ワクチンは、病原体抗原またはヒトの疾病に関与する細胞に関連する抗原などの標的抗原に対して、個体に免疫性を与えるために有用である。ヒトの疾病に関与する細胞に関連する抗原は、癌に関連した腫瘍抗原、および自己免疫疾患に関与する細胞と関連した抗原を含む。
本発明は、予防上または治療上のワクチン接種計画、または治療上の免疫調節計画を受けるべき個体に投与することが可能である免疫調節タンパク質をコードするヌクレオチド配列を含む遺伝子構築物に関する。免疫調節タンパク質はヒトのIL-12,GB-CSF,IL-1,TNF-α,TNF-β,IL-2,IL-4,IL-5,IL-10,IL-15,IL-18タンパク質,およびBL-1と称される新規の分子を含む。
本発明は、真核細胞内で発現するために必要な制御因子に作動可能なように連結した、一本鎖ヒトIL-12タンパク質をコードする単一のヌクレオチド配列を含む組換えベクターに関し、一本鎖ヒトIL-12タンパク質は、発現した場合に、該一本鎖タンパク質が生物学的に活性のあるIL-12分子を形成することが可能であり、連結配列によりp35およびp40サブユニットが互いに連結された単一のタンパク質である。
本発明は、BL1およびその免疫調節断片をコードする単離された核酸分子に関する。
本発明は、BL1またはその免疫調節断片をコードする核酸分子に特に向けられた核酸プローブおよびプライマーに関する。
本発明は、BL1またはその免疫調節断片をコードする核酸配列を含むベクターに関する。
本発明は、BL1またはその免疫調節断片をコードする核酸配列を含む組換え発現ベクターを含む宿主細胞に関する。本発明は、BL1またはその免疫調節断片をコードする核酸配列を含む遺伝子治療ベクターに関する。
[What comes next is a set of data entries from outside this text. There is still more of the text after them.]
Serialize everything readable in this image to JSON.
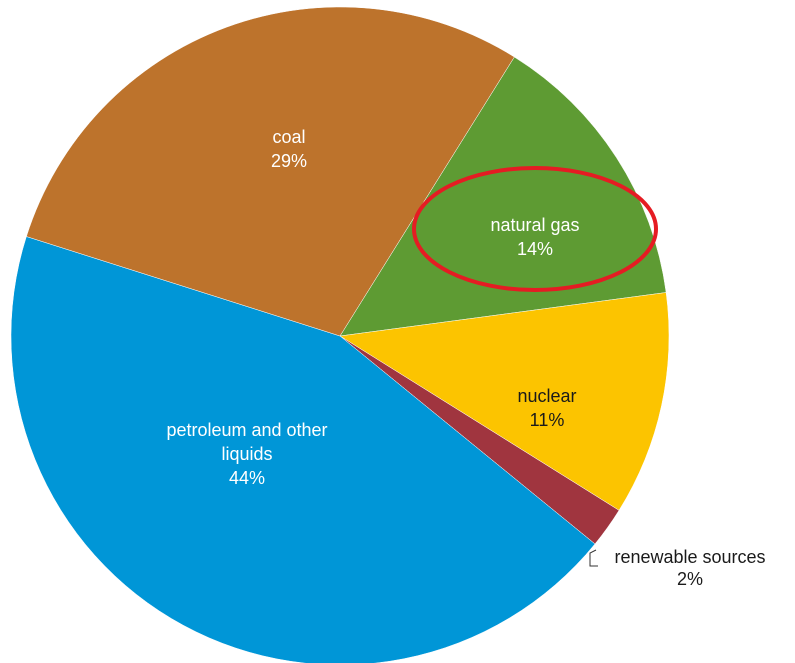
{
  "chart_data": {
    "type": "pie",
    "title": "",
    "start_angle_deg": 32,
    "slices": [
      {
        "label": "natural gas",
        "pct_text": "14%",
        "value": 14,
        "color": "#5e9b33"
      },
      {
        "label": "nuclear",
        "pct_text": "11%",
        "value": 11,
        "color": "#fcc400"
      },
      {
        "label": "renewable sources",
        "pct_text": "2%",
        "value": 2,
        "color": "#a0353f"
      },
      {
        "label": "petroleum and other liquids",
        "pct_text": "44%",
        "value": 44,
        "color": "#0096d7"
      },
      {
        "label": "coal",
        "pct_text": "29%",
        "value": 29,
        "color": "#bd732c"
      }
    ],
    "label_colors": {
      "inside_light": "#ffffff",
      "inside_dark": "#1a1a1a",
      "outside": "#1a1a1a"
    },
    "annotation": {
      "type": "circle-highlight",
      "target": "natural gas",
      "color": "#e51c23"
    }
  }
}
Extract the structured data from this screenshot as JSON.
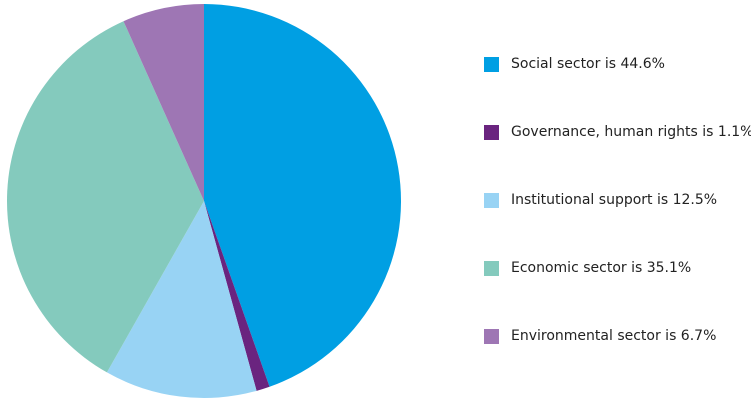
{
  "chart_data": {
    "type": "pie",
    "series": [
      {
        "label": "Social sector is 44.6%",
        "value": 44.6,
        "color": "#009fe3"
      },
      {
        "label": "Governance, human rights is 1.1%",
        "value": 1.1,
        "color": "#6a247f"
      },
      {
        "label": "Institutional support is 12.5%",
        "value": 12.5,
        "color": "#98d3f4"
      },
      {
        "label": "Economic sector is 35.1%",
        "value": 35.1,
        "color": "#84cabd"
      },
      {
        "label": "Environmental sector is 6.7%",
        "value": 6.7,
        "color": "#9e76b4"
      }
    ],
    "start_angle": "12 o'clock",
    "direction": "clockwise",
    "legend_position": "right"
  }
}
本発明は、BL1およびその免疫調節断片を作製するための方法に関する。
本発明は、BL1タンパク質またはその免疫調節断片、またはBL1タンパク質またはその免疫調節断片をコードするヌクレオチド配列を含むベクターを個体へ投与することを含む、個体における免疫応答を調節する方法に関する。本発明の側面によれば、BL1をコードする配列を含むベクターは免疫応答を調節するために十分である。
本明細書において、”免疫調節タンパク質”という用語はヒトIL-12、GM-CSF、IL-1、TNF-α、TNF-β、IL-2、IL-15、IL-18、IL-4、IL-5およびIL-10およびBL-1と名付けられた新規の分子のうちの一つについて言及することを意味する。
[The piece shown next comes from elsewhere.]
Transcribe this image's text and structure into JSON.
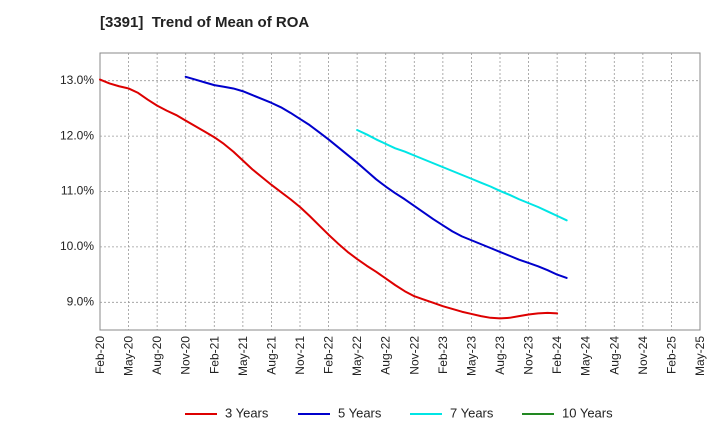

本発明の側面は、顆粒球-マクロファージコロニー刺激因子(GM-CSF)をコードする核酸分子の使用を含む。GM-CSFは好中球、単核球/マクロファージ、および好エオシン球のコロニー形成を刺激する造血性増殖因子である。これは、赤血球および巨核球前駆細胞の分化も誘導する。GM-CSFは、好中球、好エオシン球およびマクロファージの抗体依存性の細胞を介した細胞傷害性も増大させるが、in vivoでのCTL応答の形成において直接的な役割を果たしているとは報告されていなかった。本発明は個体へのGM-CSFをコードする核酸配列を含む遺伝子構築物の投与により免疫応答を引き起こす組成物および方法を提供する。核酸分子は、細胞により取り込まれ、GM-CSFをコードする核酸配列が発現し、即ち細胞により生産される。GM-CSFは生物学的に活性があり、その活性は個体により形成される免疫応答の誘導および/または増強を引き起こす。いくつかの好ましい態様においてはGM-CSFをコードする核酸分子はプラスミドである。
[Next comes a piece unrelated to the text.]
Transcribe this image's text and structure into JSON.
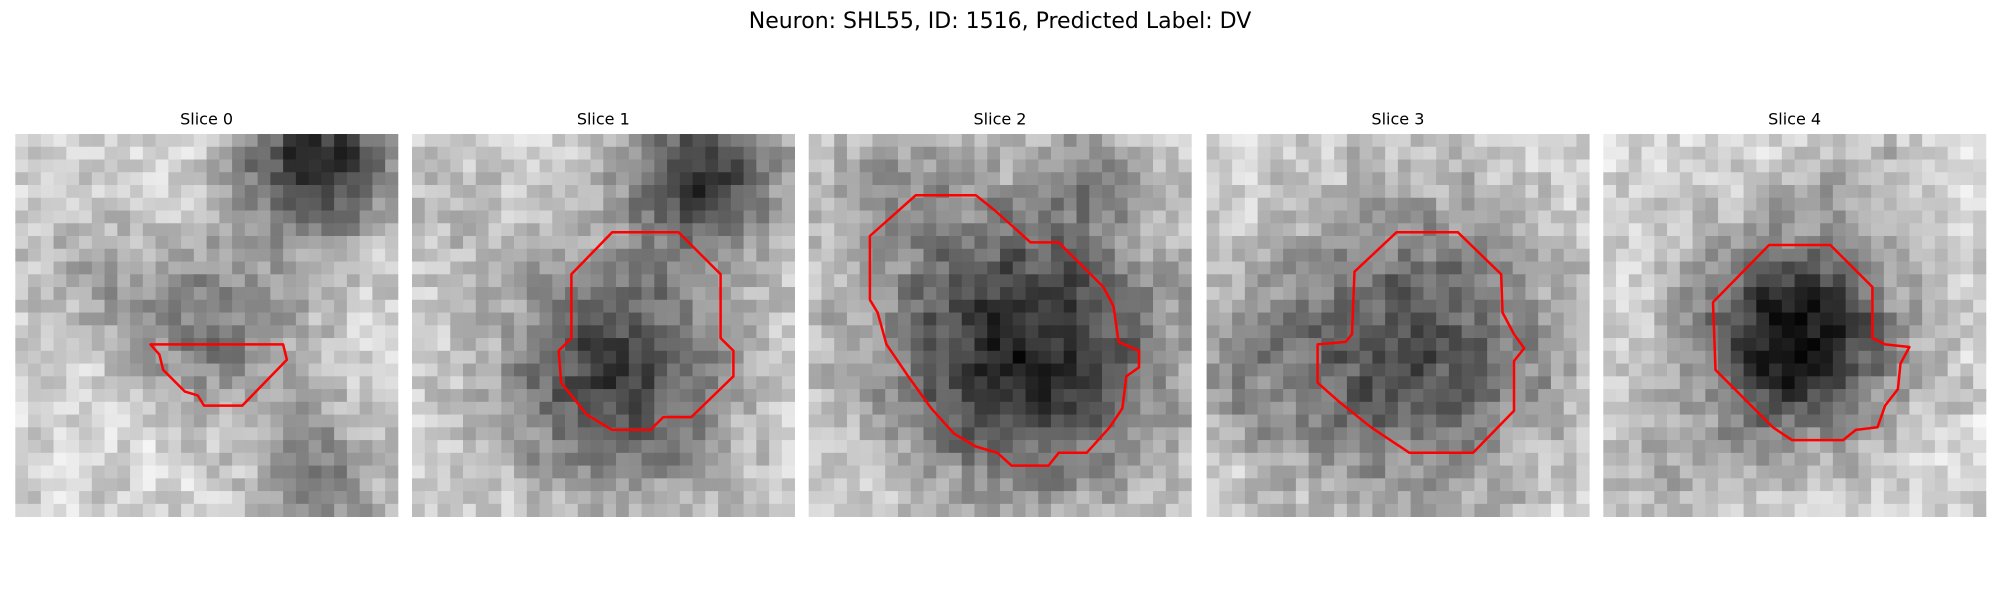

本発明のいくつかの態様によれば、IL-12のそれぞれのサブユニットをコードするヌクレオチド配列は単一のプラスミド、非プラスミド核酸分子、または、それぞれのサブユニットをコードするヌクレオチド配列がそれ自身の調節因子群の制御下にあるウィルスまたは微生物ゲノム上に存在し得る。いくつかの好ましい態様においては、IL-12の両方のサブユニットをコードする配列は、それぞれのコード配列がそれ自身の調節因子群に作動可能なように連結されて、単一のプラスミド上に存在する。いくつかの態様においては、作動可能なように調節因子に連結された標的免疫原性タンパク質をコードする配列は、両方のサブユニットをコードする配列を含むプラスミド由来の別々のプラスミド上に存在し、二つのプラスミドが単一個体に投与される。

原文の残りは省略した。